Met uitzicht op de aarde, kwamen vragen, waar ik beneden mijn hoofd soms ook al over had gebroken, boven. Hoe kon het dat het water van de zeeën op zijn plaats bleef golven en het water van rivieren in hun bekken bleef stromen? Hoe bleven paardenbloempluizen vlak boven het gras zweven om opnieuw paardenbloem te worden? Al die andere zaadjes? Hoe bleven al die vier- en tweevoeters in hun behuizing (soms 130 verdiepingen hoog) aan de bodem kleven?
Aan de andere kant van de hemeldeur stond een grote zetel. Ik ving er steeds een glimp van op als er weer een vers gestorvene van Petrus door de poort mocht.
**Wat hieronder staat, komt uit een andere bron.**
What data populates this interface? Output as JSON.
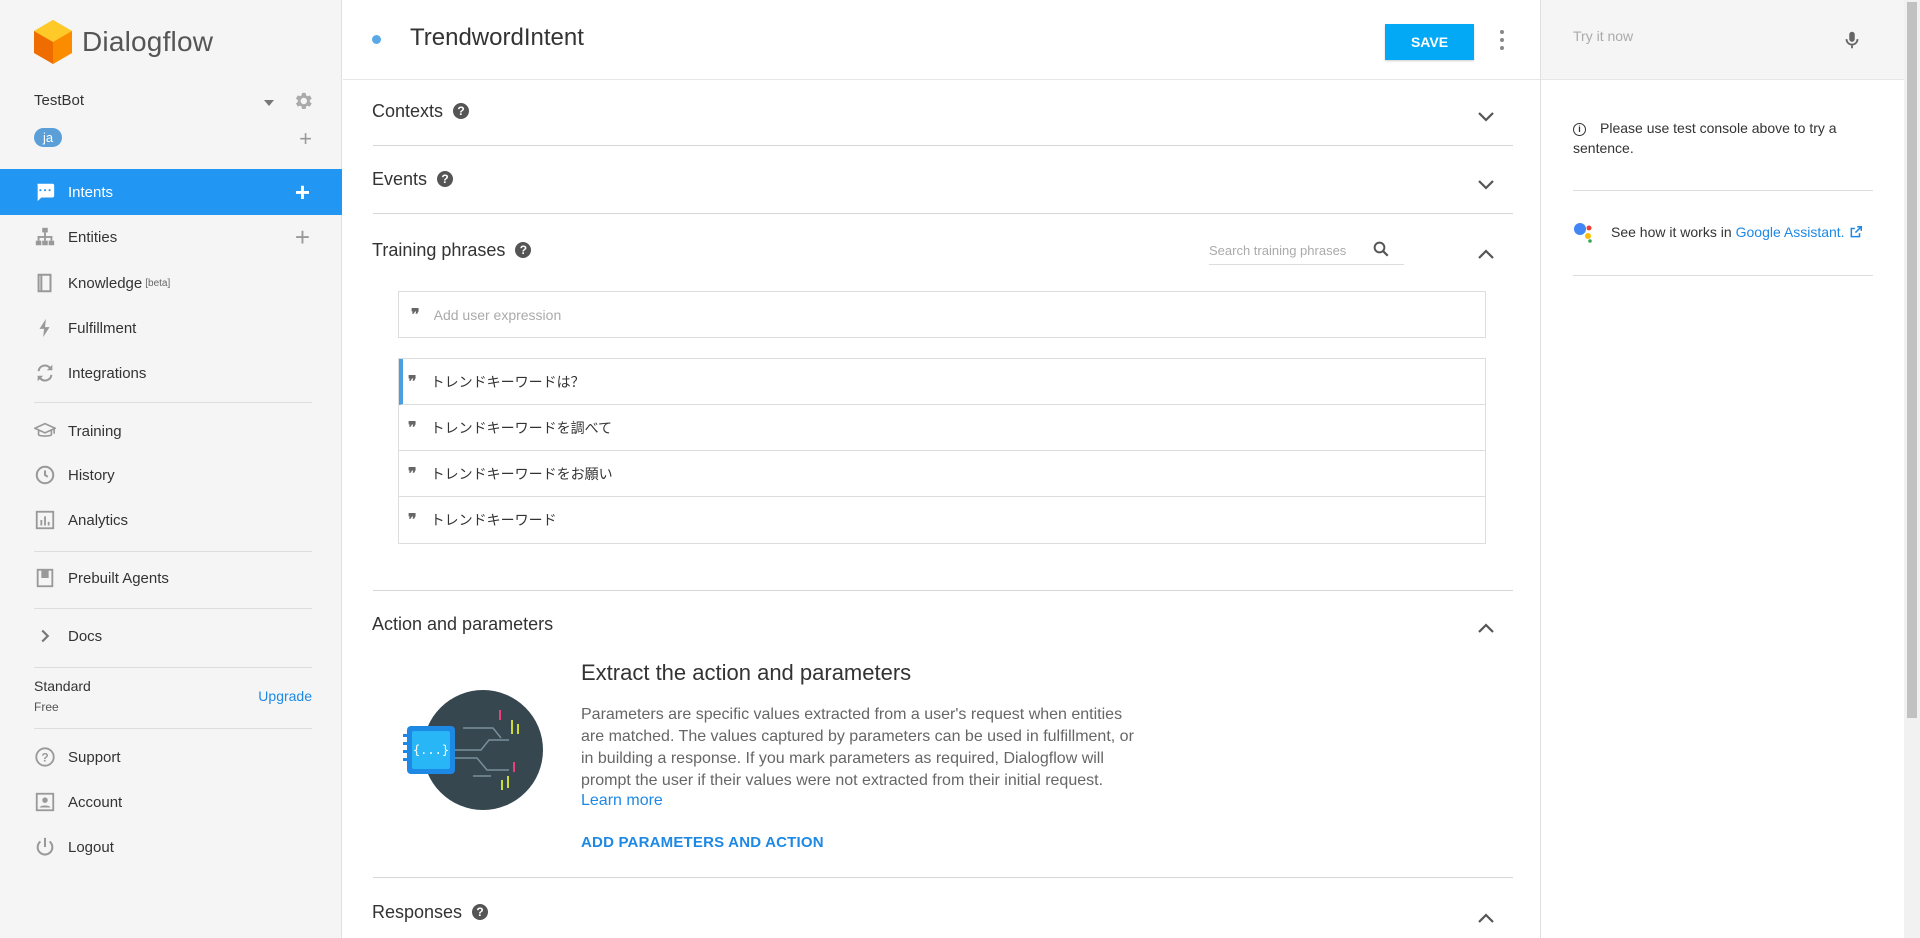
{
  "app": {
    "name": "Dialogflow"
  },
  "agent": {
    "name": "TestBot",
    "language": "ja"
  },
  "nav": {
    "intents": "Intents",
    "entities": "Entities",
    "knowledge": "Knowledge",
    "knowledge_tag": "[beta]",
    "fulfillment": "Fulfillment",
    "integrations": "Integrations",
    "training": "Training",
    "history": "History",
    "analytics": "Analytics",
    "prebuilt": "Prebuilt Agents",
    "docs": "Docs",
    "support": "Support",
    "account": "Account",
    "logout": "Logout"
  },
  "plan": {
    "name": "Standard",
    "tier": "Free",
    "upgrade": "Upgrade"
  },
  "intent": {
    "title": "TrendwordIntent",
    "save": "SAVE"
  },
  "sections": {
    "contexts": "Contexts",
    "events": "Events",
    "training_phrases": "Training phrases",
    "action_params": "Action and parameters",
    "responses": "Responses"
  },
  "training": {
    "search_placeholder": "Search training phrases",
    "add_placeholder": "Add user expression",
    "phrases": [
      "トレンドキーワードは？",
      "トレンドキーワードを調べて",
      "トレンドキーワードをお願い",
      "トレンドキーワード"
    ]
  },
  "action": {
    "heading": "Extract the action and parameters",
    "body": "Parameters are specific values extracted from a user's request when entities are matched. The values captured by parameters can be used in fulfillment, or in building a response. If you mark parameters as required, Dialogflow will prompt the user if their values were not extracted from their initial request.",
    "learn_more": "Learn more",
    "add_button": "ADD PARAMETERS AND ACTION"
  },
  "console": {
    "placeholder": "Try it now",
    "info": "Please use test console above to try a sentence.",
    "ga_text": "See how it works in",
    "ga_link": "Google Assistant."
  },
  "colors": {
    "accent": "#2196f3",
    "save": "#03a9f4",
    "link": "#1e88e5",
    "logo": "#f5a623"
  },
  "icons": [
    "dialogflow-logo-icon",
    "gear-icon",
    "chat-icon",
    "entities-icon",
    "book-icon",
    "bolt-icon",
    "sync-icon",
    "graduation-cap-icon",
    "clock-icon",
    "chart-icon",
    "prebuilt-icon",
    "chevron-right-icon",
    "help-circle-icon",
    "person-icon",
    "power-icon",
    "search-icon",
    "mic-icon",
    "quote-icon",
    "chevron-down-icon",
    "chevron-up-icon",
    "info-icon",
    "google-assistant-icon",
    "external-link-icon"
  ]
}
Ongeduldig trommelde ik op een gegeven moment op het loketje van Petrus. ‘Mag ik die grote stoel daar eens van dichtbij bekijken?’ Petrus leek wel een beetje medelijden met mij te hebben. Misschien was hij ook doodgewoon moe van alle verantwoordelijkheid, nu de Heer op stap was. ‘Nou, vooruit dan. Toe maar. Nergens aankomen.’
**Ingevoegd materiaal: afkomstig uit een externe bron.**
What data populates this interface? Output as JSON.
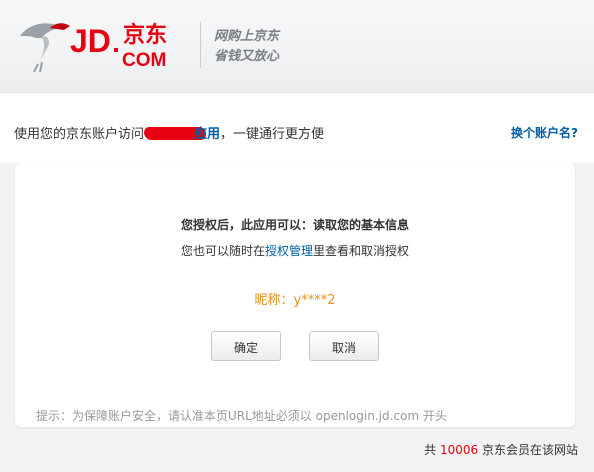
{
  "brand": {
    "logo_text": "JD.京东.COM",
    "slogan_line1": "网购上京东",
    "slogan_line2": "省钱又放心"
  },
  "intro": {
    "prefix": "使用您的京东账户访问",
    "app_name": "应用",
    "suffix": "，一键通行更方便",
    "switch_account": "换个账户名?"
  },
  "auth": {
    "permission_line": "您授权后，此应用可以：读取您的基本信息",
    "manage_prefix": "您也可以随时在",
    "manage_link": "授权管理",
    "manage_suffix": "里查看和取消授权",
    "nickname": "昵称：y****2",
    "confirm_label": "确定",
    "cancel_label": "取消",
    "hint": "提示：为保障账户安全，请认准本页URL地址必须以 openlogin.jd.com 开头"
  },
  "footer": {
    "prefix": "共 ",
    "member_count": "10006",
    "suffix": " 京东会员在该网站"
  },
  "colors": {
    "brand_red": "#e60012",
    "link_blue": "#005ea7",
    "nickname_orange": "#e8911a"
  }
}
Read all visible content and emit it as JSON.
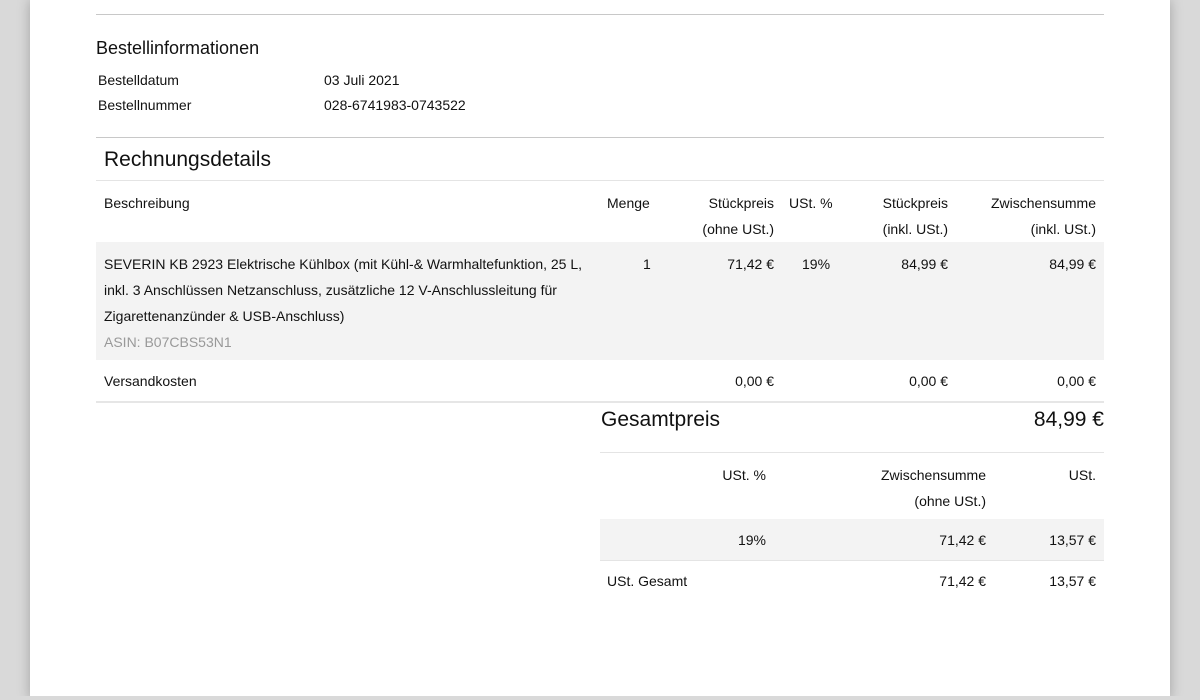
{
  "order_info": {
    "title": "Bestellinformationen",
    "date_label": "Bestelldatum",
    "date_value": "03 Juli 2021",
    "number_label": "Bestellnummer",
    "number_value": "028-6741983-0743522"
  },
  "invoice": {
    "title": "Rechnungsdetails",
    "headers": {
      "description": "Beschreibung",
      "quantity": "Menge",
      "unit_price_net_1": "Stückpreis",
      "unit_price_net_2": "(ohne USt.)",
      "vat_percent": "USt. %",
      "unit_price_gross_1": "Stückpreis",
      "unit_price_gross_2": "(inkl. USt.)",
      "subtotal_1": "Zwischensumme",
      "subtotal_2": "(inkl. USt.)"
    },
    "item": {
      "description": "SEVERIN KB 2923 Elektrische Kühlbox (mit Kühl-& Warmhaltefunktion, 25 L, inkl. 3 Anschlüssen Netzanschluss, zusätzliche 12 V-Anschlussleitung für Zigarettenanzünder & USB-Anschluss)",
      "asin": "ASIN: B07CBS53N1",
      "quantity": "1",
      "unit_price_net": "71,42 €",
      "vat_percent": "19%",
      "unit_price_gross": "84,99 €",
      "subtotal": "84,99 €"
    },
    "shipping": {
      "label": "Versandkosten",
      "unit_price_net": "0,00 €",
      "unit_price_gross": "0,00 €",
      "subtotal": "0,00 €"
    },
    "total": {
      "label": "Gesamtpreis",
      "value": "84,99 €"
    }
  },
  "vat_summary": {
    "headers": {
      "vat_percent": "USt. %",
      "subtotal_1": "Zwischensumme",
      "subtotal_2": "(ohne USt.)",
      "vat": "USt."
    },
    "row": {
      "vat_percent": "19%",
      "subtotal": "71,42 €",
      "vat": "13,57 €"
    },
    "total_row": {
      "label": "USt. Gesamt",
      "subtotal": "71,42 €",
      "vat": "13,57 €"
    }
  }
}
Het was een kolossale gouden troon waar ik even later voor stond. Stiekem ging ik er even in zitten. Toen. Wat er toen gebeurde. Vanaf de zetel keek ik zo in de hersens, harten en zielen van alle aardbewoners. Niets bleef voor mij verborgen. Oei, die vrouw daar, verhip, iemand uit mijn dorp, die had een lelijk plan bedacht om haar man te bedriegen. Verdwaasd greep ik naar het eerste het beste wat onder mijn handen kwam. Dat was het voetenbankje van de Heer en ik smeet het in blinde woede met een grote boog en al mijn kracht op de kop van de vrouw daar aan die ronde tafel in haar gezellige woonkeukentje.
Zo. Plan van tafel.
Ik werd misselijk van alles wat zich voor mijn ogen afspeelde. Mijn god, hier word ik gek van, dacht ik en liet mij van de troon glijden. Beduusd vroeg ik aan Petrus of ik weer op mijn stoeltje mocht zitten.
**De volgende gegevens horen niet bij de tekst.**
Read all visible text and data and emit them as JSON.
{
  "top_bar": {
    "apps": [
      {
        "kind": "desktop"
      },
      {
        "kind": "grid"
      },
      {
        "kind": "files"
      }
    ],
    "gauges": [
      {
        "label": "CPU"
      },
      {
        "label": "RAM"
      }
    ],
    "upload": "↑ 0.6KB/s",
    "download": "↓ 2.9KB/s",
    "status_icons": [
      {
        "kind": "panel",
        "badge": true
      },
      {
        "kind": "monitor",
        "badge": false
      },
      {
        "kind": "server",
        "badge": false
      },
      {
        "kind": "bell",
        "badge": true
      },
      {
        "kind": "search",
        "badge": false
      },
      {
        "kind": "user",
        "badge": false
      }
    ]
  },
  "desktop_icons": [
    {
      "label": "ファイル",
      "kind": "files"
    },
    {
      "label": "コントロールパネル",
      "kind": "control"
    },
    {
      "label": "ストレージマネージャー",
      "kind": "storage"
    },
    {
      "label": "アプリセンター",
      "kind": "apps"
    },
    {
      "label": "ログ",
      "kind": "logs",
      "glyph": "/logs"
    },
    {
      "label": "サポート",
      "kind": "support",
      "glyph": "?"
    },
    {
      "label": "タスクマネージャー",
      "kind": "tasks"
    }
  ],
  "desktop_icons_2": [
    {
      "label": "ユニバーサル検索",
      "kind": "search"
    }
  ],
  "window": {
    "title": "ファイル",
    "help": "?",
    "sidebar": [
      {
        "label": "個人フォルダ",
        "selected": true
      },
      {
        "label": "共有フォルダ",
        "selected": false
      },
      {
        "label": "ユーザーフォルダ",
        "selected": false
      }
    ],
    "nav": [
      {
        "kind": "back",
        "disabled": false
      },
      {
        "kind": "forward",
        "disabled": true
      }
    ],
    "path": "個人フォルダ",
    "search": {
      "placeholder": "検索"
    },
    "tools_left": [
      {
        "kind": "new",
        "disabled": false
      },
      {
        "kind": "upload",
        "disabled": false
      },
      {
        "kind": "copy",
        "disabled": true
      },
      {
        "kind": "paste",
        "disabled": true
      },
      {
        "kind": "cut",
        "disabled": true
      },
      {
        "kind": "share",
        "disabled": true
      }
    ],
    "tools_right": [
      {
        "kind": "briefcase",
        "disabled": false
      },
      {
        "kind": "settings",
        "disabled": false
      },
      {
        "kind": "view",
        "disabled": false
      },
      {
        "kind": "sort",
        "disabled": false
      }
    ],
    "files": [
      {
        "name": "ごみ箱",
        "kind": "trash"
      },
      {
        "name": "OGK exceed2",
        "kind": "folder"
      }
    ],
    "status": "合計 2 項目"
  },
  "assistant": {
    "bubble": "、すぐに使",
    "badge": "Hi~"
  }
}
‘Kom maar gauw,’ zei Petrus. ‘Daar komt de Heer juist aan.’ Stilletjes zat ik op mijn plaatsje. Ik gluurde door de poort. Daar stond de Heer. De Heer zag eruit als een doodgewone man. Beetje vermoeid leek hij wel van zijn tocht daar beneden.
Een enorm gebrul klonk van achter de hemelpoort: ‘Petrus! Hoe komt mijn voetenbank op die keukentafel daar in Sint-Oedenrode terecht?’
Petrus keek verwijtend naar mij. Ik stond op en liep door de poort naar zijn baas toe. Ik maakte me zo groot mogelijk en begon te vertellen.
‘Ja, hou je mond maar. Alsof ik dat niet weet. Ik bemoei me nooit met wat ze beneden allemaal zitten te verzinnen. Daar hebben ze een vrije wil voor gekregen.’ Even later: ‘Petrus, deze sterveling gaat nog even terug naar de aarde. Die heeft nog heel wat te leren. Doe haar uitgeleide. Gun haar maar een omweg via de Melkweg. En laat haar ook maar even langs een andere interstellaire ruimte gaan. Dat is goed voor haar gevoel van bescheidenheid. Verder raad ik haar aan zich niet met keuzes van anderen te bemoeien. Nooit.’
En nu ben ik weer terug. Wat ik allemaal gezien heb onderweg is met geen pen te beschrijven. Ik ben met stomheid geslagen. Ik probeer wat ik van de hemel heb gezien en van de grootsheid van de ruimte waar ik doorheen kwam, een plekje te geven en vol vertrouwen verder te leven tot mijn laatste uur echt geslagen heeft.